The houses along here have cars and car parts in the yards, lots of barking dogs but also kitchen gardens. At one house, a well used double Lazy Boy rests at the curb with a mountain of moving boxes, one marked “Shamel bronze statue.” Three hikers straight out of central casting approach and pose for me on the road.

Soon, I hit a campground and use the pit toilet before heading up Grider Creek canyon on a trail that winds in and out of ravines, undulating up and down but mostly moving up. It’s beautiful in here – fluorescent green moss on boulders, huge magnolia trees, their bark peeling to reveal soft fleshy wood, shrubs with giant leaves and the gorgeous creek of many pools.

The river bed is covered with fallen trees and debris – more a river to see and hear then to visit. But I’m ok up here, crossing many rushing side creeks. As I reach an area that’s overgrown, it begins to rain. A few drops are not a problem, but I can see mist ahead, so put on my rain coat just as real rain comes down. I sent my rain pants home before Oregon and I’m wondering if it might have been worth carrying them 500 miles for this moment. It’s like a car wash as the wet plants slap against my legs. Within minutes, I am soaked to the skin.

But I press on, passing some very focused, very damp, northbound hikers coming down. It’s not cold and my core is dry, so I just start singing a little march to get me to a side creek I planned to camp near. I see Milk Jug, as well as a few others heading up. I cross a bridge thinking, “At last, my final two miles!” only to realize there are three bridges.

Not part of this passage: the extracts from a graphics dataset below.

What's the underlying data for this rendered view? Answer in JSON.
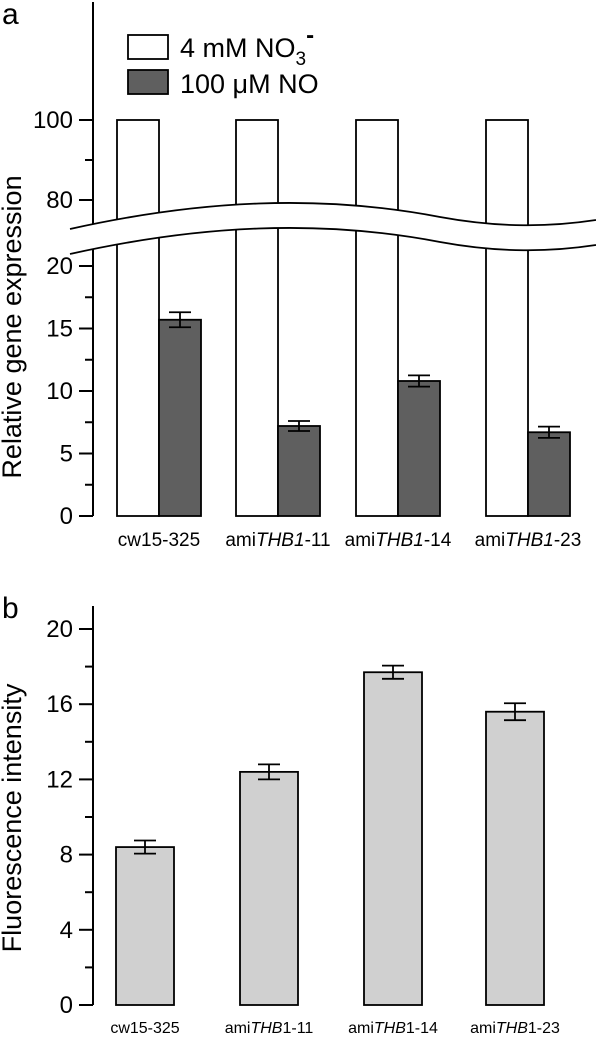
{
  "chart_data": [
    {
      "panel": "a",
      "type": "bar",
      "xlabel": "",
      "ylabel": "Relative gene expression",
      "categories": [
        {
          "prefix": "cw15-325",
          "italic": "",
          "suffix": ""
        },
        {
          "prefix": "ami",
          "italic": "THB1",
          "suffix": "-11"
        },
        {
          "prefix": "ami",
          "italic": "THB1",
          "suffix": "-14"
        },
        {
          "prefix": "ami",
          "italic": "THB1",
          "suffix": "-23"
        }
      ],
      "series": [
        {
          "name": {
            "base": "4 mM NO",
            "sub": "3",
            "sup": "-"
          },
          "color": "#ffffff",
          "values": [
            100,
            100,
            100,
            100
          ],
          "errors": null
        },
        {
          "name": {
            "base": "100 μM NO",
            "sub": "",
            "sup": ""
          },
          "color": "#5f5f5f",
          "values": [
            15.7,
            7.2,
            10.8,
            6.7
          ],
          "errors": [
            0.6,
            0.4,
            0.45,
            0.45
          ]
        }
      ],
      "axis_break": [
        20,
        80
      ],
      "lower_ticks": [
        "0",
        "5",
        "10",
        "15",
        "20"
      ],
      "upper_ticks": [
        "80",
        "100"
      ],
      "legend_position": "top-left"
    },
    {
      "panel": "b",
      "type": "bar",
      "xlabel": "",
      "ylabel": "Fluorescence intensity",
      "categories": [
        {
          "prefix": "cw15-325",
          "italic": "",
          "suffix": ""
        },
        {
          "prefix": "ami",
          "italic": "THB",
          "suffix": "1-11"
        },
        {
          "prefix": "ami",
          "italic": "THB",
          "suffix": "1-14"
        },
        {
          "prefix": "ami",
          "italic": "THB",
          "suffix": "1-23"
        }
      ],
      "series": [
        {
          "name": "",
          "color": "#d0d0d0",
          "values": [
            8.4,
            12.4,
            17.7,
            15.6
          ],
          "errors": [
            0.35,
            0.4,
            0.35,
            0.45
          ]
        }
      ],
      "ylim": [
        0,
        21
      ],
      "ticks": [
        "0",
        "4",
        "8",
        "12",
        "16",
        "20"
      ]
    }
  ]
}
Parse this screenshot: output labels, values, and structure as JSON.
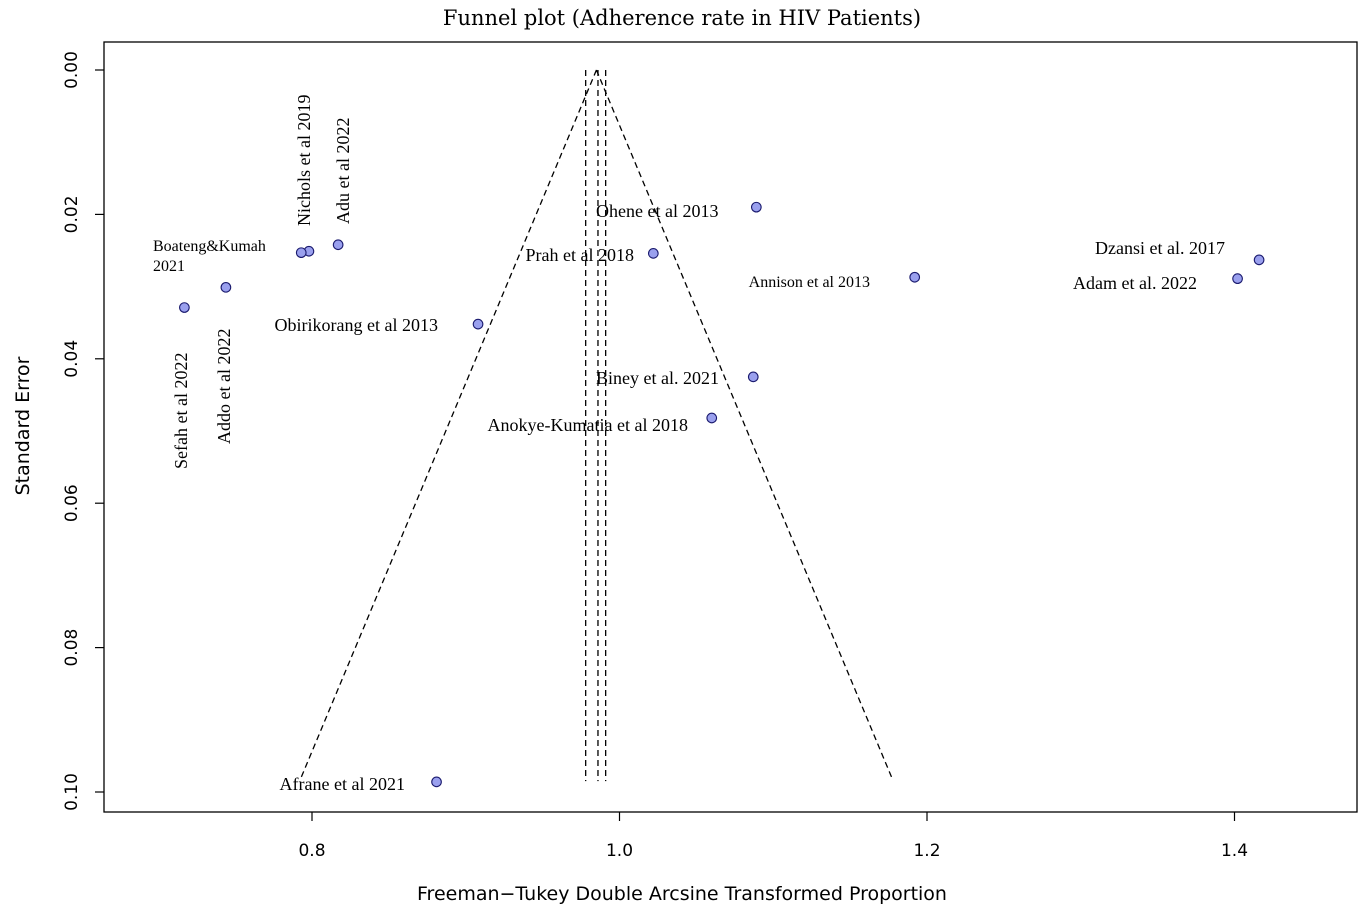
{
  "chart_data": {
    "type": "scatter",
    "title": "Funnel plot (Adherence rate in HIV Patients)",
    "xlabel": "Freeman−Tukey Double Arcsine Transformed Proportion",
    "ylabel": "Standard Error",
    "xlim": [
      0.67,
      1.48
    ],
    "ylim": [
      0.0,
      0.1
    ],
    "y_reversed": true,
    "x_ticks": [
      {
        "value": 0.8,
        "label": "0.8"
      },
      {
        "value": 1.0,
        "label": "1.0"
      },
      {
        "value": 1.2,
        "label": "1.2"
      },
      {
        "value": 1.4,
        "label": "1.4"
      }
    ],
    "y_ticks": [
      {
        "value": 0.0,
        "label": "0.00"
      },
      {
        "value": 0.02,
        "label": "0.02"
      },
      {
        "value": 0.04,
        "label": "0.04"
      },
      {
        "value": 0.06,
        "label": "0.06"
      },
      {
        "value": 0.08,
        "label": "0.08"
      },
      {
        "value": 0.1,
        "label": "0.10"
      }
    ],
    "funnel": {
      "center": 0.985,
      "apex_se": 0.0,
      "base_se": 0.098,
      "z": 1.96
    },
    "vertical_lines": [
      0.978,
      0.986,
      0.991
    ],
    "point_color": "#9aa0ee",
    "studies": [
      {
        "name": "Nichols et al 2019",
        "x": 0.798,
        "y": 0.0251,
        "label_rotated": true
      },
      {
        "name": "Adu et al 2022",
        "x": 0.817,
        "y": 0.0242,
        "label_rotated": true
      },
      {
        "name": "Boateng&Kumah 2021",
        "line1": "Boateng&Kumah",
        "line2": "2021",
        "x": 0.793,
        "y": 0.0253
      },
      {
        "name": "Sefah et al 2022",
        "x": 0.717,
        "y": 0.0329,
        "label_rotated": true
      },
      {
        "name": "Addo et al 2022",
        "x": 0.744,
        "y": 0.0301,
        "label_rotated": true
      },
      {
        "name": "Obirikorang et al 2013",
        "x": 0.908,
        "y": 0.0352
      },
      {
        "name": "Ohene et al 2013",
        "x": 1.089,
        "y": 0.019
      },
      {
        "name": "Prah et al 2018",
        "x": 1.022,
        "y": 0.0254
      },
      {
        "name": "Annison et al 2013",
        "x": 1.192,
        "y": 0.0287
      },
      {
        "name": "Dzansi et al. 2017",
        "x": 1.416,
        "y": 0.0263
      },
      {
        "name": "Adam et al. 2022",
        "x": 1.402,
        "y": 0.0289
      },
      {
        "name": "Biney et al. 2021",
        "x": 1.087,
        "y": 0.0425
      },
      {
        "name": "Anokye-Kumatia et al 2018",
        "x": 1.06,
        "y": 0.0482
      },
      {
        "name": "Afrane et al 2021",
        "x": 0.881,
        "y": 0.0986
      }
    ]
  }
}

But the creek is gorgeous to look at, so different from any place I have walked on this trail and I’m soaked through, I can’t get any wetter, no need to rush. I see Jay ahead sitting under his rain poncho/tent and he welcomes me to California. He is a study in how to be relaxed, knowing water is nearby and will fill up when necessary. It is indeed nearby, only two minutes away, and I find a single spot right next to a private double waterfall. The rain stops long enough to set up and have dinner, and now the tumbling torrent lulls me to sleep.

4 Responses

  1. I loved your paragraph on the “unsent letter”. Such a helpful tactic . . . I could probably publish a book of “unsent letters”!

    1. ha! super helpful for me, but the timing has to be right or you end up writing a whole Encyclopedia Brittanica set of letters to one person!!